Property sales fell 7% in 2016 according to Lloyds report

New housing market analysis covering 2016 has been released by Lloyds and reveals that sales saw a 7% drop when compared to 2015.

Related topics:  Property
Warren Lewis
21st June 2017
House Prices Down

According to the lender, there were 848,857 home sales in England & Wales in 2016, compared to 915,096 in the previous year.

The Lloyds data shows that all regions saw a decrease in sales in 2016 compared to 2015, with the largest falls in Greater London (-20,660 sales, -18%) and the South East (-23,422 sales, -10%).  Both East and West Midlands fared the best with just a one percent decline, followed by North West (-2%).                           

Despite the recent dip in home sales, there has been an improvement compared to five years ago when the market started to recover from the financial crisis.  The number of sales in England & Wales as a whole increased by 29% (188,386 sales) from 2011-2016 with the majority of regions seeing increases of between 23% (South East) and 46% (North West). The exception – and the worst performer by some distance - was Greater London with a rise of just 2% in the past five years.

Over 80% of towns experienced a fall in sales in 2016

The majority (82%) of towns in this survey saw a decrease in sales between 2015 and 2016.  In Greater London all boroughs experienced a fall in sales.

Despite this, the first-time buyer housing market continues to grow.

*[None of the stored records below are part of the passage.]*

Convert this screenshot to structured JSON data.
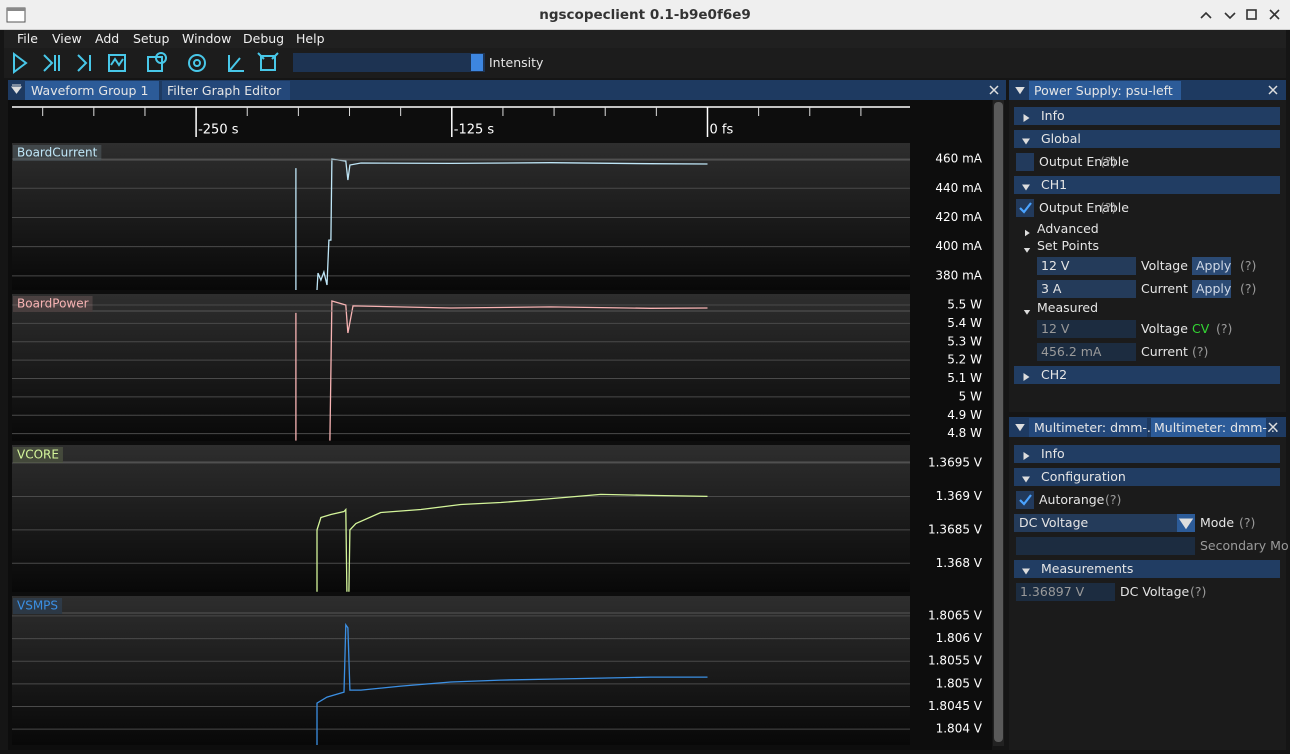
{
  "window": {
    "title": "ngscopeclient 0.1-b9e0f6e9"
  },
  "menu": [
    "File",
    "View",
    "Add",
    "Setup",
    "Window",
    "Debug",
    "Help"
  ],
  "toolbar": {
    "intensity_label": "Intensity"
  },
  "waveform_panel": {
    "tabs": [
      "Waveform Group 1",
      "Filter Graph Editor"
    ]
  },
  "chart_data": {
    "type": "line",
    "xlim": [
      -340,
      99
    ],
    "xticks": [
      {
        "value": -250,
        "label": "-250 s"
      },
      {
        "value": -125,
        "label": "-125 s"
      },
      {
        "value": 0,
        "label": "0 fs"
      }
    ],
    "grid": true,
    "series": [
      {
        "name": "BoardCurrent",
        "color": "#bfe6f7",
        "ylim": [
          370.3,
          471
        ],
        "yticks": [
          {
            "value": 460,
            "label": "460 mA"
          },
          {
            "value": 440,
            "label": "440 mA"
          },
          {
            "value": 420,
            "label": "420 mA"
          },
          {
            "value": 400,
            "label": "400 mA"
          },
          {
            "value": 380,
            "label": "380 mA"
          }
        ],
        "x": [
          -201.2,
          -201.2,
          -201.0,
          -190.9,
          -190.4,
          -189.0,
          -187.5,
          -186.0,
          -185.1,
          -184.1,
          -183.6,
          -176.8,
          -175.8,
          -174.8,
          -169.4,
          -125.5,
          -76.7,
          -27.8,
          0
        ],
        "values": [
          453.8,
          370.3,
          null,
          370.3,
          381.9,
          377.1,
          382.6,
          373.7,
          404.5,
          404.5,
          460,
          458.6,
          445.6,
          455.9,
          457.3,
          457.0,
          457.5,
          456.8,
          456.6
        ]
      },
      {
        "name": "BoardPower",
        "color": "#f7b3b3",
        "ylim": [
          4.76,
          5.56
        ],
        "yticks": [
          {
            "value": 5.5,
            "label": "5.5 W"
          },
          {
            "value": 5.4,
            "label": "5.4 W"
          },
          {
            "value": 5.3,
            "label": "5.3 W"
          },
          {
            "value": 5.2,
            "label": "5.2 W"
          },
          {
            "value": 5.1,
            "label": "5.1 W"
          },
          {
            "value": 5,
            "label": "5 W"
          },
          {
            "value": 4.9,
            "label": "4.9 W"
          },
          {
            "value": 4.8,
            "label": "4.8 W"
          }
        ],
        "x": [
          -201.2,
          -201.2,
          -201.0,
          -184.6,
          -183.6,
          -176.8,
          -175.8,
          -173.3,
          -125.5,
          -76.7,
          -27.8,
          0
        ],
        "values": [
          5.457,
          4.762,
          null,
          4.762,
          5.522,
          5.5,
          5.348,
          5.495,
          5.484,
          5.49,
          5.482,
          5.484
        ]
      },
      {
        "name": "VCORE",
        "color": "#d4f59a",
        "ylim": [
          1.36757,
          1.36977
        ],
        "yticks": [
          {
            "value": 1.3695,
            "label": "1.3695 V"
          },
          {
            "value": 1.369,
            "label": "1.369 V"
          },
          {
            "value": 1.3685,
            "label": "1.3685 V"
          },
          {
            "value": 1.368,
            "label": "1.368 V"
          }
        ],
        "x": [
          -190.9,
          -190.9,
          -189.0,
          -184.1,
          -177.7,
          -176.8,
          -176.3,
          -175.8,
          -175.3,
          -174.8,
          -171.9,
          -159.7,
          -140.1,
          -120.6,
          -101.1,
          -81.5,
          -52.2,
          -27.8,
          0
        ],
        "values": [
          1.367575,
          1.3685,
          1.368685,
          1.36873,
          1.368775,
          1.368805,
          1.367575,
          null,
          1.367575,
          1.3685,
          1.368595,
          1.36876,
          1.368805,
          1.36888,
          1.36891,
          1.368955,
          1.36903,
          1.369015,
          1.369
        ]
      },
      {
        "name": "VSMPS",
        "color": "#3b8fe3",
        "ylim": [
          1.80365,
          1.80694
        ],
        "yticks": [
          {
            "value": 1.8065,
            "label": "1.8065 V"
          },
          {
            "value": 1.806,
            "label": "1.806 V"
          },
          {
            "value": 1.8055,
            "label": "1.8055 V"
          },
          {
            "value": 1.805,
            "label": "1.805 V"
          },
          {
            "value": 1.8045,
            "label": "1.8045 V"
          },
          {
            "value": 1.804,
            "label": "1.804 V"
          }
        ],
        "x": [
          -190.9,
          -190.9,
          -186.0,
          -177.7,
          -176.8,
          -175.8,
          -174.8,
          -169.4,
          -149.9,
          -125.5,
          -101.1,
          -76.7,
          -52.2,
          -27.8,
          0
        ],
        "values": [
          1.80365,
          1.804575,
          1.804708,
          1.804819,
          1.806301,
          1.806235,
          1.804863,
          1.804863,
          1.804951,
          1.80504,
          1.805084,
          1.805106,
          1.805128,
          1.80515,
          1.80515
        ]
      }
    ]
  },
  "power_supply_panel": {
    "tab": "Power Supply: psu-left",
    "info": "Info",
    "global": {
      "header": "Global",
      "output_enable": "Output Enable",
      "help": "(?)"
    },
    "ch1": {
      "header": "CH1",
      "output_enable": "Output Enable",
      "help": "(?)",
      "advanced": "Advanced",
      "set_points": {
        "header": "Set Points",
        "voltage": {
          "value": "12 V",
          "label": "Voltage",
          "button": "Apply",
          "help": "(?)"
        },
        "current": {
          "value": "3 A",
          "label": "Current",
          "button": "Apply",
          "help": "(?)"
        }
      },
      "measured": {
        "header": "Measured",
        "voltage": {
          "value": "12 V",
          "label": "Voltage",
          "mode": "CV",
          "help": "(?)"
        },
        "current": {
          "value": "456.2 mA",
          "label": "Current",
          "help": "(?)"
        }
      }
    },
    "ch2": "CH2"
  },
  "multimeter_panel": {
    "tabs": [
      "Multimeter: dmm-...",
      "Multimeter: dmm-..."
    ],
    "info": "Info",
    "configuration": {
      "header": "Configuration",
      "autorange": "Autorange",
      "autorange_help": "(?)",
      "mode_value": "DC Voltage",
      "mode_label": "Mode",
      "mode_help": "(?)",
      "secondary_mode_label": "Secondary Mo"
    },
    "measurements": {
      "header": "Measurements",
      "value": "1.36897 V",
      "label": "DC Voltage",
      "help": "(?)"
    }
  }
}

Even with the fall in property sales, the first-time buyer housing market continues to grow. In 2006, just over a third (36%) of all house purchases financed by a mortgage were made by first-time buyers. In 2016, this proportion is estimated to have reached almost half (49%), the highest level since 1996.

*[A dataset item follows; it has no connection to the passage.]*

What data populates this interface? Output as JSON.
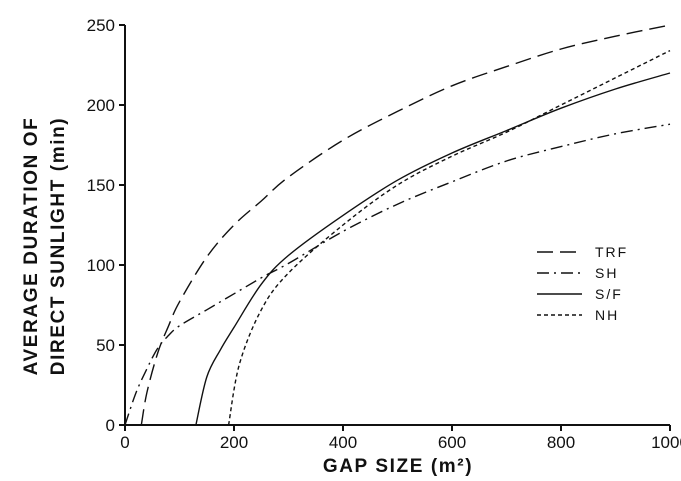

Andy Mason, mortgage director at Lloyds Bank, had this to say: “The recovery in the housing market has stumbled during the past year with sales declining in all regions.  Despite record low interest rates and Government schemes, such as Help to Buy, sales remain significantly below the levels seen at the height of the last housing boom.

The decrease in the amount of people moving home could be caused by movers not being able to find the right home, in the right location or those who don’t have enough equity in their current home to put down as a large enough deposit for their next mortgage. Add to this that the average cost of moving home is close to £11,000, with costs in London over £31,000 and these factors make it more challenging for those looking to move home.”